This invention relates to digital encoding, storage, and retrieval of analog composite color video signals, e.g., NTSC signals, for use in, for example, TV still frame systems, digital TV receivers, and electronic publishing systems.
Digital encoding of such signals enables video images to be stored and retrieved at will. Even when not stored, such digitally encoded images have advantages over their analog counterparts.
Any digital encoding and retrieval system needs to allow recapture of the frame synchronization, color burst, and picture information that appeared in the horizontal scan lines of the original analog NTSC signal. Also, when the images are to be stored, the system must provide a memory addressing scheme for assigning the digitized information to locations in memory.
Digital encoding typically involves independently sampling each of the red, green, and blue components of the picture signal, a scheme which requires a substantial amount of memory space.
Kashigi, U.S. Pat.
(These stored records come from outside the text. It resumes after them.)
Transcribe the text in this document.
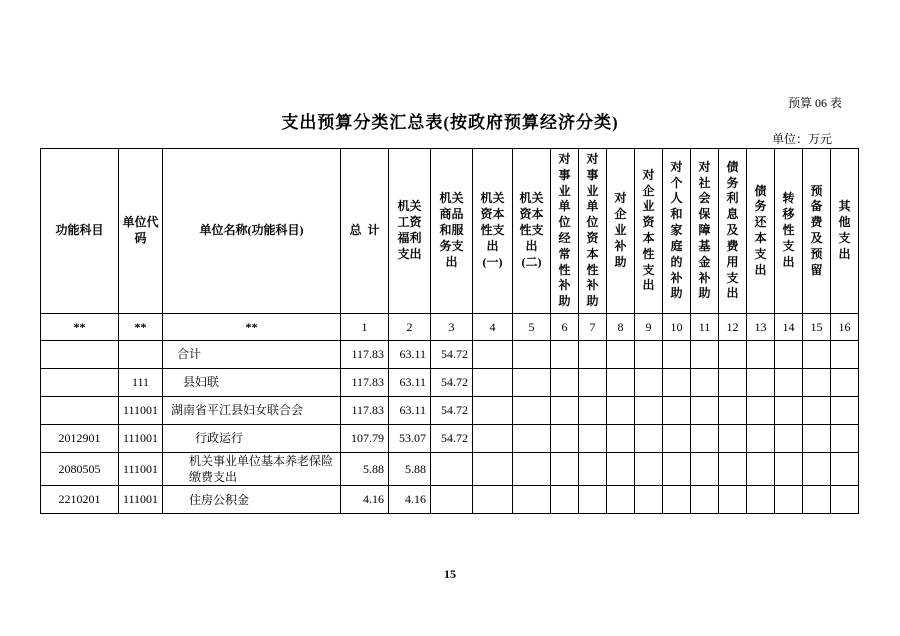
预算 06 表
支出预算分类汇总表(按政府预算经济分类)
单位：万元
功能科目	单位代码	单位名称(功能科目)	总  计	机关工资福利支出	机关商品和服务支出	机关资本性支出(一)	机关资本性支出(二)	对事业单位经常性补助	对事业单位资本性补助	对企业补助	对企业资本性支出	对个人和家庭的补助	对社会保障基金补助	债务利息及费用支出	债务还本支出	转移性支出	预备费及预留	其他支出

**	**	**	1	2	3	4	5	6	7	8	9	10	11	12	13	14	15	16
		合计	117.83	63.11	54.72													
	111	县妇联	117.83	63.11	54.72													
	111001	湖南省平江县妇女联合会	117.83	63.11	54.72													
2012901	111001	行政运行	107.79	53.07	54.72													
2080505	111001	机关事业单位基本养老保险缴费支出	5.88	5.88														
2210201	111001	住房公积金	4.16	4.16														
15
No. 4,325,075, discloses a different encoding technique in which the original composite NTSC signal is directly sampled to generate 576 samples for each of 512 horizontal scan lines. The samples are stored in random access memory (RAM) using a complicated RAM address mapping scheme.
It is known that the sampling rate for digital encoding should be at least as high as the Nyquist sampling rate. In the system described by Kashigi, sampling was done at three times the subcarrier frequency.
Typical video playback devices, whether analog or "digital", use a 3.58 MHz crystal controlled clock and analog "sandcastle" circuitry for setting the phase of the clock based on the color burst information contained in the horizontal scan line. Such playback devices also contain analog circuitry for establishing and maintaining a DC blanking level for the horizontal scan line.